In my current work I have embraced a broad definition of the word “nature”. I am in tune with the natural world and the nature of man. Our relationship to others and the natural world is at the crux of my thought and working process. I am deeply interested in man’s potential for greatness and potential for destruction. I have become a student of history, political theory, philosophy, psychology, and religion to better understand our relationship to the world and each other. I will continue to study in order to endow the conceptual parts in my sculpture for its viewers.
My work processes and esthetic concerns remain the same. I still am very interested in repetitive actions. The physical act of attaching pieces of material whether welding or hot glue help guide me in clearing my mind of extraneous thought. I liken the experience to a sort of meditation where some form of enlightenment occurs.

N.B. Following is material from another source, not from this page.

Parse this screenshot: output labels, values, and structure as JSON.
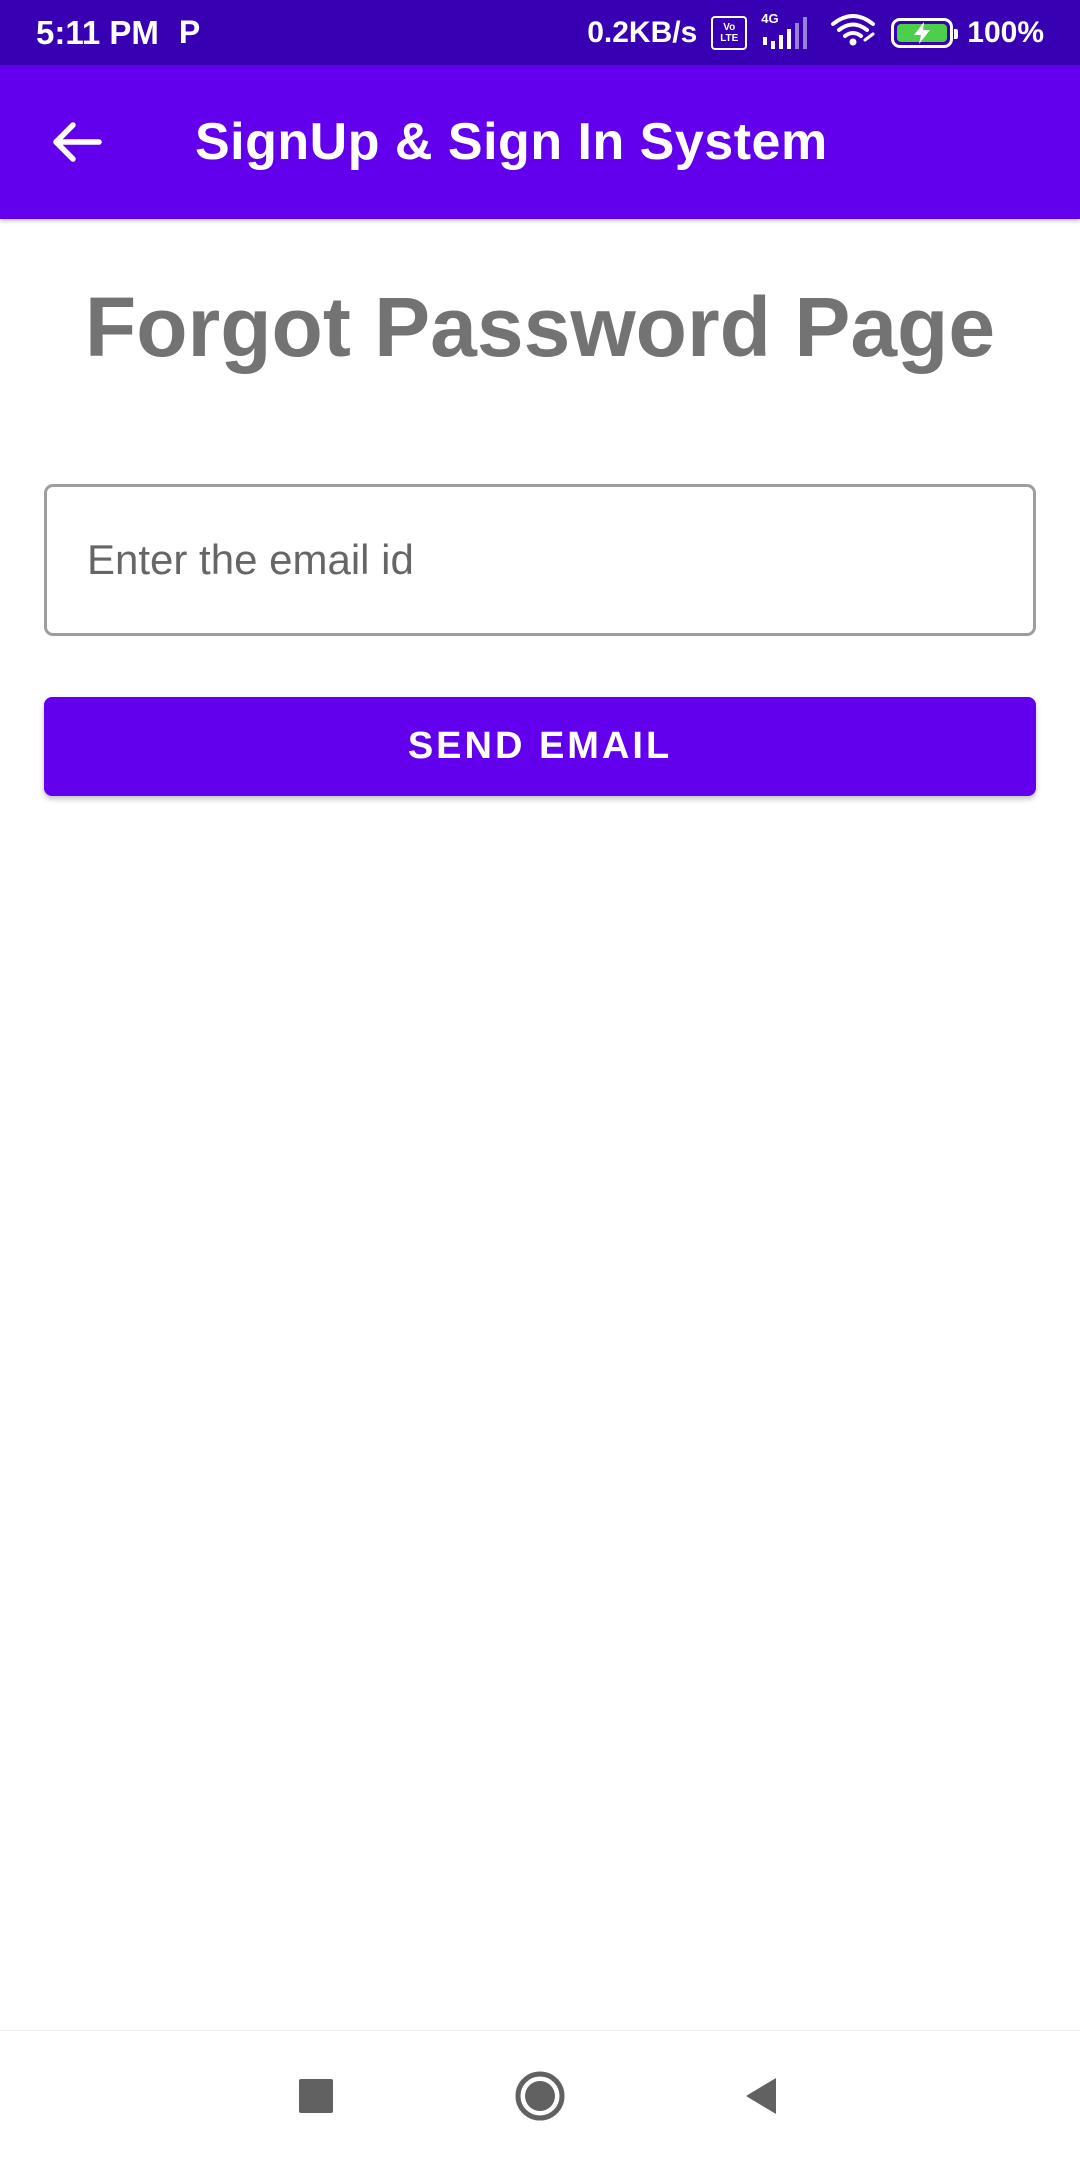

I attempt to engage the viewer through movement, color, scale, and repetition of surface. It is important that my hand is visible in the work of art. A very machined finish erases the history I have with the material and is counter to the experience I would like the viewer to have.
Although trained in a number of sculptural materials I often work in steel because of its physical strength, temporality-corrosion by the elements; connections to Modern art and to the very beginnings of man’s use of tools and fire. Pablo Picasso, Julio Gonzales and David Smith are the fathers of what I do today. Working in steel is a way for me to pay homage to this particular history and its other imbued historical meanings; the Iron Age, weapons, tools, the Industrial Revolution, machinery, and bridges.
I feel a real responsibility to be a part of the human dialogue because of my children. I cannot live in a cocoon through my work knowing I owe them an awareness of the world. I am taking on the world of human thought and man's interaction and relationship to nature because I owe it to my family and myself to be intellectually active in this dialogue.